Wir leben gerade in einer Zeit, in der Amerika an einer Klippe steht und in die Autokratie zu stürzen droht. Je nachdem, was bei den Wahlen geschieht. Ich wollte einfach zeigen, dass die Schattenseiten der amerikanischen Gesellschaft durch den Präsidenten salonfähig geworden sind.

Und die decken Sie ausgerechnet als „Borat“ auf?

Er ist doch der ideale Mann dafür. Ein Fake-News-Journalist, der eine leicht extremere Version von Trump ist. Beide sind frauenfeindlich, beide sind rassistisch, beide unterstützen Antisemiten, beide scheren sich gar nicht um Demokratie, beide haben die alte Weltanschauung und beide sind einfach lächerliche Figuren. Ich habe realisiert, dass deshalb Trump-Anhänger gewillt sind, mir einen Einblick zu geben, wie weit sie wirklich gehen würden.

Sie haben mit zwei von denen sogar ein paar Tage gelebt. Das muss ja der Horror gewesen sein.

Nein, im Gegenteil. Ich wollte in meinem Film zeigen, dass diese zwei Verschwörungs­theoretiker eigentlich herzensgute Menschen sind. So wie viele der Trump-Anhänger auch. Sie wurden mit Lügen gefüttert, die auf Social Media verbreitet werden. Und sie haben sie geglaubt. Aber die Menschlichkeit ist bei ihnen noch vorhanden, und das macht mir Hoffnung.

Sie sehen also nicht schwarz für die Zukunft?

Das kann ich erst nach der Wahl in den USA sagen, und die steht auf Messers Schneide. Es ist gerade hart, optimistisch zu sein. In Trumps Amerika sind ja Fakten langweilig geworden. Und reißerische Lügen werden so lange durch Social Media verbreitet, bis sie geglaubt werden. Es ist die größte Propaganda­maschine der Geschichte.

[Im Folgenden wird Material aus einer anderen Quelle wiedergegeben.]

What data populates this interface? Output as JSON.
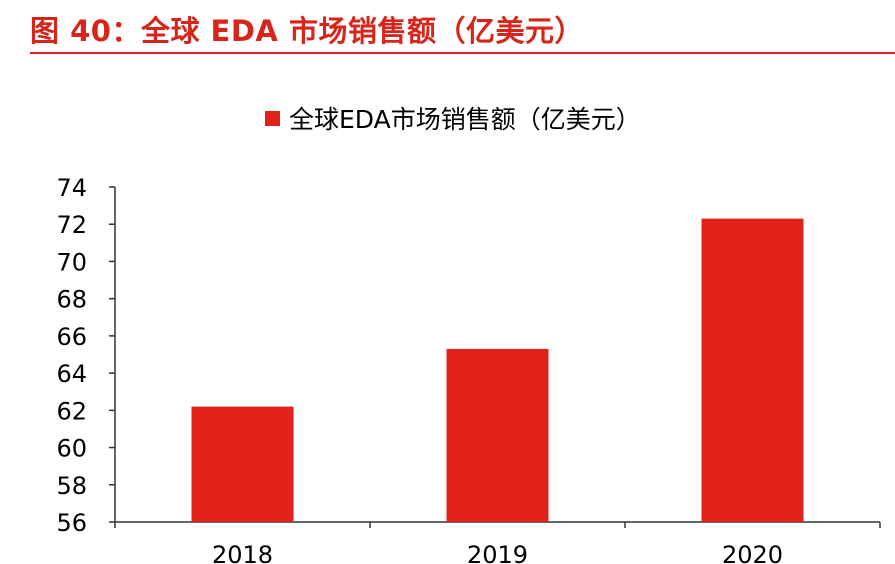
{
  "figure_title": "图 40：全球 EDA 市场销售额（亿美元）",
  "colors": {
    "title": "#d7251b",
    "bar": "#e0221b",
    "axis": "#333333",
    "text": "#000000"
  },
  "chart_data": {
    "type": "bar",
    "categories": [
      "2018",
      "2019",
      "2020"
    ],
    "series": [
      {
        "name": "全球EDA市场销售额（亿美元）",
        "values": [
          62.2,
          65.3,
          72.3
        ]
      }
    ],
    "ylim": [
      56,
      74
    ],
    "yticks": [
      "56",
      "58",
      "60",
      "62",
      "64",
      "66",
      "68",
      "70",
      "72",
      "74"
    ],
    "legend_position": "top-center",
    "grid": false
  }
}
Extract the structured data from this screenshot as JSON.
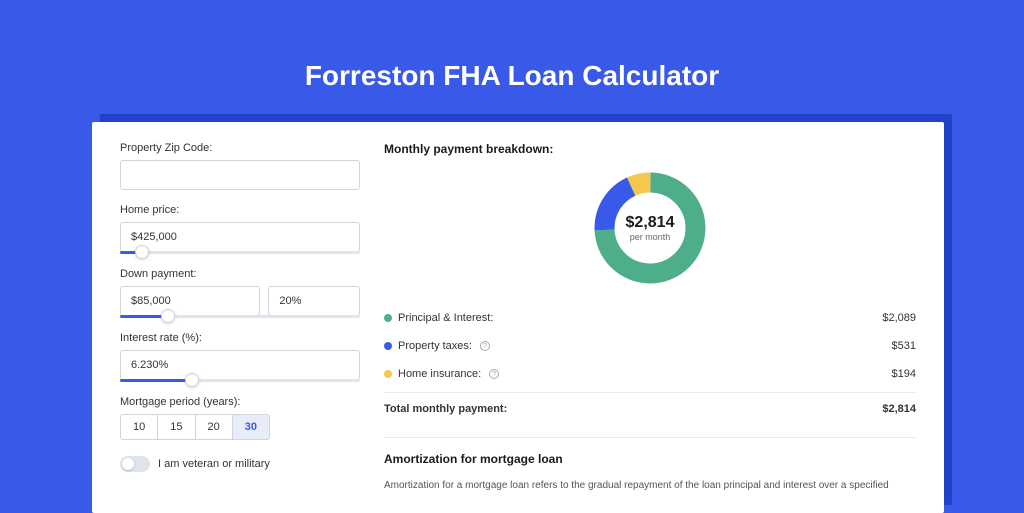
{
  "colors": {
    "page_bg": "#3959e9",
    "card_shadow": "#2340c8",
    "card_bg": "#ffffff",
    "border": "#d0d4dc",
    "slider_track": "#e0e4ec",
    "slider_fill": "#3959e9",
    "text": "#333333",
    "muted": "#666666"
  },
  "header": {
    "title": "Forreston FHA Loan Calculator"
  },
  "form": {
    "zip": {
      "label": "Property Zip Code:",
      "value": ""
    },
    "price": {
      "label": "Home price:",
      "value": "$425,000",
      "slider_pct": 9
    },
    "down": {
      "label": "Down payment:",
      "amount": "$85,000",
      "pct": "20%",
      "slider_pct": 20
    },
    "rate": {
      "label": "Interest rate (%):",
      "value": "6.230%",
      "slider_pct": 30
    },
    "period": {
      "label": "Mortgage period (years):",
      "options": [
        "10",
        "15",
        "20",
        "30"
      ],
      "selected": "30"
    },
    "veteran": {
      "label": "I am veteran or military",
      "on": false
    }
  },
  "breakdown": {
    "title": "Monthly payment breakdown:",
    "donut": {
      "amount": "$2,814",
      "sub": "per month",
      "segments": [
        {
          "key": "principal",
          "value": 2089,
          "color": "#4eae8a"
        },
        {
          "key": "taxes",
          "value": 531,
          "color": "#3959e9"
        },
        {
          "key": "insurance",
          "value": 194,
          "color": "#f5c84c"
        }
      ]
    },
    "rows": [
      {
        "label": "Principal & Interest:",
        "amount": "$2,089",
        "dot": "#4eae8a",
        "info": false
      },
      {
        "label": "Property taxes:",
        "amount": "$531",
        "dot": "#3959e9",
        "info": true
      },
      {
        "label": "Home insurance:",
        "amount": "$194",
        "dot": "#f5c84c",
        "info": true
      }
    ],
    "total": {
      "label": "Total monthly payment:",
      "amount": "$2,814"
    }
  },
  "amortization": {
    "title": "Amortization for mortgage loan",
    "text": "Amortization for a mortgage loan refers to the gradual repayment of the loan principal and interest over a specified"
  }
}
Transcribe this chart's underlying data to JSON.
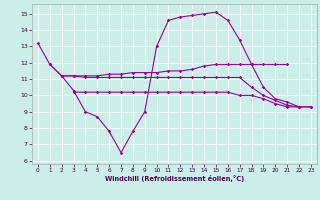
{
  "xlabel": "Windchill (Refroidissement éolien,°C)",
  "bg_color": "#cceee8",
  "line_color": "#990099",
  "grid_color": "#ffffff",
  "xlim": [
    -0.5,
    23.5
  ],
  "ylim": [
    5.8,
    15.6
  ],
  "yticks": [
    6,
    7,
    8,
    9,
    10,
    11,
    12,
    13,
    14,
    15
  ],
  "xticks": [
    0,
    1,
    2,
    3,
    4,
    5,
    6,
    7,
    8,
    9,
    10,
    11,
    12,
    13,
    14,
    15,
    16,
    17,
    18,
    19,
    20,
    21,
    22,
    23
  ],
  "series1_x": [
    0,
    1,
    2,
    3,
    4,
    5,
    6,
    7,
    8,
    9,
    10,
    11,
    12,
    13,
    14,
    15,
    16,
    17,
    18,
    19,
    20,
    21,
    22
  ],
  "series1_y": [
    13.2,
    11.9,
    11.2,
    10.3,
    9.0,
    8.7,
    7.8,
    6.5,
    7.8,
    9.0,
    13.0,
    14.6,
    14.8,
    14.9,
    15.0,
    15.1,
    14.6,
    13.4,
    11.9,
    10.5,
    9.8,
    9.6,
    9.3
  ],
  "series2_x": [
    1,
    2,
    3,
    4,
    5,
    6,
    7,
    8,
    9,
    10,
    11,
    12,
    13,
    14,
    15,
    16,
    17,
    18,
    19,
    20,
    21
  ],
  "series2_y": [
    11.9,
    11.2,
    11.2,
    11.2,
    11.2,
    11.3,
    11.3,
    11.4,
    11.4,
    11.4,
    11.5,
    11.5,
    11.6,
    11.8,
    11.9,
    11.9,
    11.9,
    11.9,
    11.9,
    11.9,
    11.9
  ],
  "series3_x": [
    2,
    3,
    4,
    5,
    6,
    7,
    8,
    9,
    10,
    11,
    12,
    13,
    14,
    15,
    16,
    17,
    18,
    19,
    20,
    21,
    22,
    23
  ],
  "series3_y": [
    11.2,
    11.2,
    11.1,
    11.1,
    11.1,
    11.1,
    11.1,
    11.1,
    11.1,
    11.1,
    11.1,
    11.1,
    11.1,
    11.1,
    11.1,
    11.1,
    10.5,
    10.0,
    9.7,
    9.4,
    9.3,
    9.3
  ],
  "series4_x": [
    3,
    4,
    5,
    6,
    7,
    8,
    9,
    10,
    11,
    12,
    13,
    14,
    15,
    16,
    17,
    18,
    19,
    20,
    21,
    22,
    23
  ],
  "series4_y": [
    10.2,
    10.2,
    10.2,
    10.2,
    10.2,
    10.2,
    10.2,
    10.2,
    10.2,
    10.2,
    10.2,
    10.2,
    10.2,
    10.2,
    10.0,
    10.0,
    9.8,
    9.5,
    9.3,
    9.3,
    9.3
  ]
}
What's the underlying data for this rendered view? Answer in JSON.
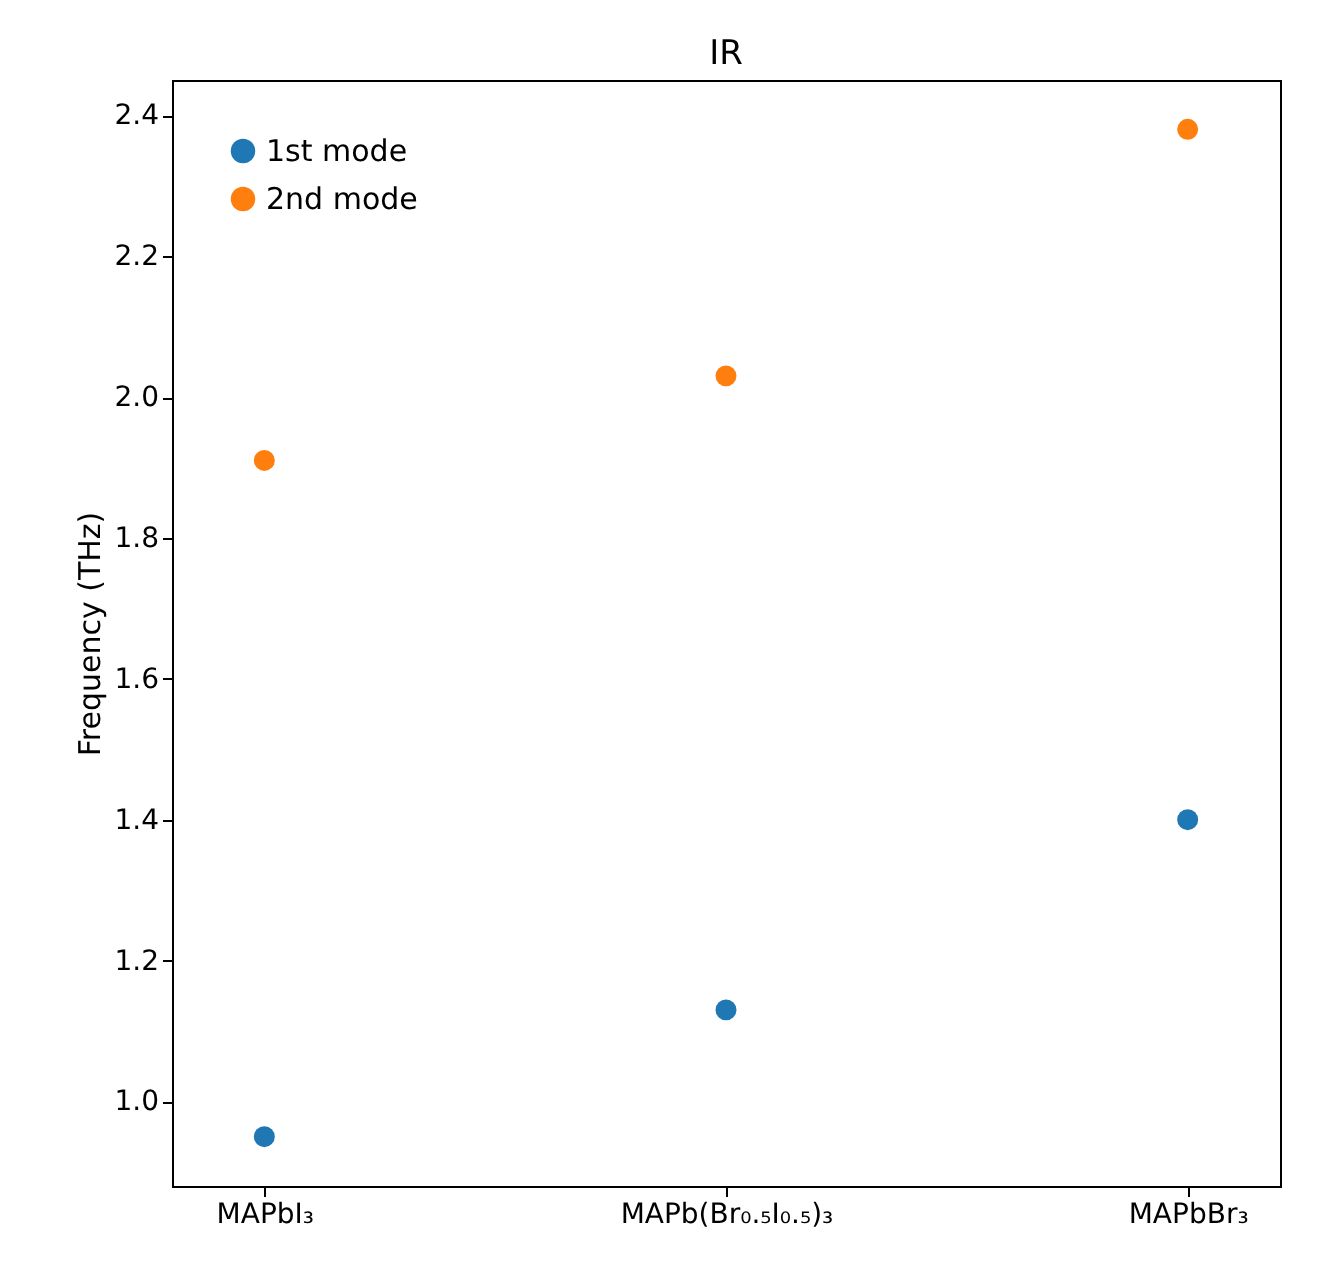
{
  "chart_data": {
    "type": "scatter",
    "title": "IR",
    "ylabel": "Frequency (THz)",
    "categories": [
      "MAPbI₃",
      "MAPb(Br₀.₅I₀.₅)₃",
      "MAPbBr₃"
    ],
    "series": [
      {
        "name": "1st mode",
        "color": "#1f77b4",
        "values": [
          0.95,
          1.13,
          1.4
        ]
      },
      {
        "name": "2nd mode",
        "color": "#ff7f0e",
        "values": [
          1.91,
          2.03,
          2.38
        ]
      }
    ],
    "ylim": [
      0.88,
      2.45
    ],
    "yticks": [
      {
        "value": 1,
        "label": "1.0"
      },
      {
        "value": 1.2,
        "label": "1.2"
      },
      {
        "value": 1.4,
        "label": "1.4"
      },
      {
        "value": 1.6,
        "label": "1.6"
      },
      {
        "value": 1.8,
        "label": "1.8"
      },
      {
        "value": 2,
        "label": "2.0"
      },
      {
        "value": 2.2,
        "label": "2.2"
      },
      {
        "value": 2.4,
        "label": "2.4"
      }
    ],
    "grid": false,
    "legend": "top left",
    "marker": "circle"
  }
}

Was macht Trump Ihrer Meinung nach so gefährlich?

Ich bin nur ein Comedian, ein Schauspieler und kein Politikexperte. Aber meiner Meinung nach hat Trump eines sehr genial gemacht. Er ist durch Fake Media zum Präsidenten geworden. Und dann hat er den Spieß umgedreht und verunglimpft alle Berichte, die ihm nicht passen, als Fake News. Wie es in Autokratien üblich ist. Er hat die Medien als Feind auserkoren und hetzt seine Anhänger so sehr auf, dass sie sogar bereit zu Gewalt gegen Journalisten sind.

Es ist erstaunlich, dass Leute noch immer auf „Borat“ hereinfallen. Wie schaffen Sie das?

Indem ich authentisch bin. Ich werde voll und ganz zu meiner Rolle. Ich kann alle Fragen über mein Land, meine Familie und meine Freunde beantworten. Von der Unterhose bis zu Krimskrams, den ich in der Hosentasche habe, alles ist Original Borat. Inklusive meines Gestanks. Glauben Sie mir, niemand hält es lange in meiner Nähe aus.